In critically ill patients with traumatic brain injury, there is significant variability in fluid management, with more positive fluid balances being associated with worse outcomes. These results, when added to previous evidence, suggest that aiming for neutral fluid balances, indicating a state of normovolaemia, contributes to improved outcome.

Funding

European Commission 7th Framework program and the Australian Health and Medical Research Council.



中文翻译:

创伤性脑损伤危重患者(CENTER-TBI 和 OzENTER-TBI)的体液平衡和结果:一项前瞻性、多中心、比较有效性研究

背景

液体疗法——给予液体以维持足够的器官组织灌注和氧合——对于因创伤性脑损伤入住重症监护病房 (ICU) 的患者至关重要。
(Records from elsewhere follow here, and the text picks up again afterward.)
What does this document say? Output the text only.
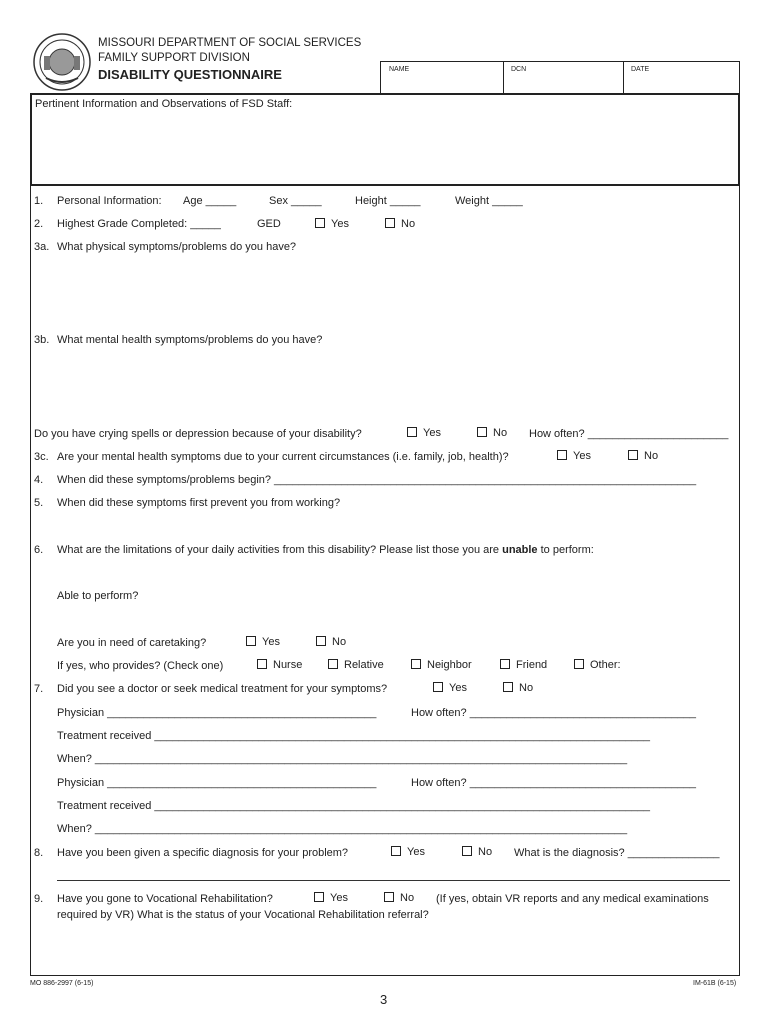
MISSOURI DEPARTMENT OF SOCIAL SERVICES
FAMILY SUPPORT DIVISION
DISABILITY QUESTIONNAIRE	NAME	DCN	DATE
Pertinent Information and Observations of FSD Staff:
1. Personal Information: Age _____	Sex _____	Height _____	Weight _____
2. Highest Grade Completed: _____	GED	Yes	No
3a. What physical symptoms/problems do you have?
3b. What mental health symptoms/problems do you have?
Do you have crying spells or depression because of your disability?	Yes	No How often? _______________________
3c. Are your mental health symptoms due to your current circumstances (i.e. family, job, health)?	Yes	No
4. When did these symptoms/problems begin? _____________________________________________________________________
5. When did these symptoms first prevent you from working?
6. What are the limitations of your daily activities from this disability? Please list those you are unable to perform:
Able to perform?
Are you in need of caretaking?	Yes	No
If yes, who provides? (Check one)	Nurse	Relative	Neighbor	Friend	Other:
7. Did you see a doctor or seek medical treatment for your symptoms?	Yes	No
Physician ____________________________________________	How often? _____________________________________
Treatment received _________________________________________________________________________________
When? _______________________________________________________________________________________
Physician ____________________________________________	How often? _____________________________________
Treatment received _________________________________________________________________________________
When? _______________________________________________________________________________________
8. Have you been given a specific diagnosis for your problem?	Yes	No What is the diagnosis? _______________
9. Have you gone to Vocational Rehabilitation?	Yes	No (If yes, obtain VR reports and any medical examinations
required by VR) What is the status of your Vocational Rehabilitation referral?
MO 886-2997 (6-15)	IM-61B (6-15)
3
我们旨在量化创伤性脑损伤患者液体管理政策的变异性,并研究这种变异性对患者预后的影响。

方法

我们对两个观察性队列进行了前瞻性、多中心、有效性比较研究:欧洲的 CENTER-TBI 和澳大利亚的 OzENTER-TBI。该分析包括来自 18 个国家的 55 家医院、年龄在 16 岁或以上的需要头部 CT 的颅脑外伤患者并入住 ICU 的患者。我们提取了人口统计学、损伤、临床和治疗特征的数据,并计算了每位患者在 ICU 住院期间的平均每日液体平衡(液体输入和流失之间的差异)和平均每日液体输入。我们分析了液体平衡和输入与 6 个月时 ICU 死亡率和功能结果的关联,通过格拉斯哥结局量表扩展 (GOSE) 测量。患者层面的分析依赖于对每位患者关键特征的调整,

调查结果

2014 年 12 月 19 日至 2017 年 12 月 17 日期间参加 CENTER-TBI 和 OzENTER-TBI 的 2125 名患者符合纳入本分析的条件。中位年龄为 50 岁(IQR 31 至 66),1566 名(74%)患者为男性。各中心平均每日液体输入的中位数范围为 1·48 升(IQR 1·12 至 2·09)至 4·23 升(3·78 至 4·94)。各中心平均每日液体平衡的中位数范围为 -0·85 L(IQR -1·51 至 -0·49)至 1·13 L(0·99 至 1·37)。在患者水平分析中,平均每日液体正平衡与较高的 ICU 死亡率(每增加 0·1 L 的比值比 [OR] 1·10 [95% CI 1·07 至 1·12])和较差的功能结果相关(1·04 [1·02 至 1·05] 每 0·1 升);较高的平均每日液体输入量也与较高的 ICU 死亡率(每增加 0·1 L 1·05 [1·03 至 1·06])和较差的功能结果(每增加 1·04 [1·03 至 1·04]每增加 0·1 L,GOSE 减少 1 点)。中心级分析显示,较高的液体平衡与 ICU 死亡率(OR 1·17 [95% CI 1·05 至 1·29])和较差的功能结果(1·07 [1·02 至 1·13])之间存在相似的关联,但较高的输液量与 ICU 死亡率(OR 0·95 [0·90 至 1·00])或更差的功能结果(1·01 [0·98 至 1·03])无关。

口译

在患有创伤性脑损伤的危重患者中,液体管理存在显着差异,液体平衡越多,结果越差。这些结果与之前的证据相结合,表明以中性体液平衡为目标,表明血容量正常,有助于改善结果。

资金

欧盟委员会第七框架计划和澳大利亚健康与医学研究委员会。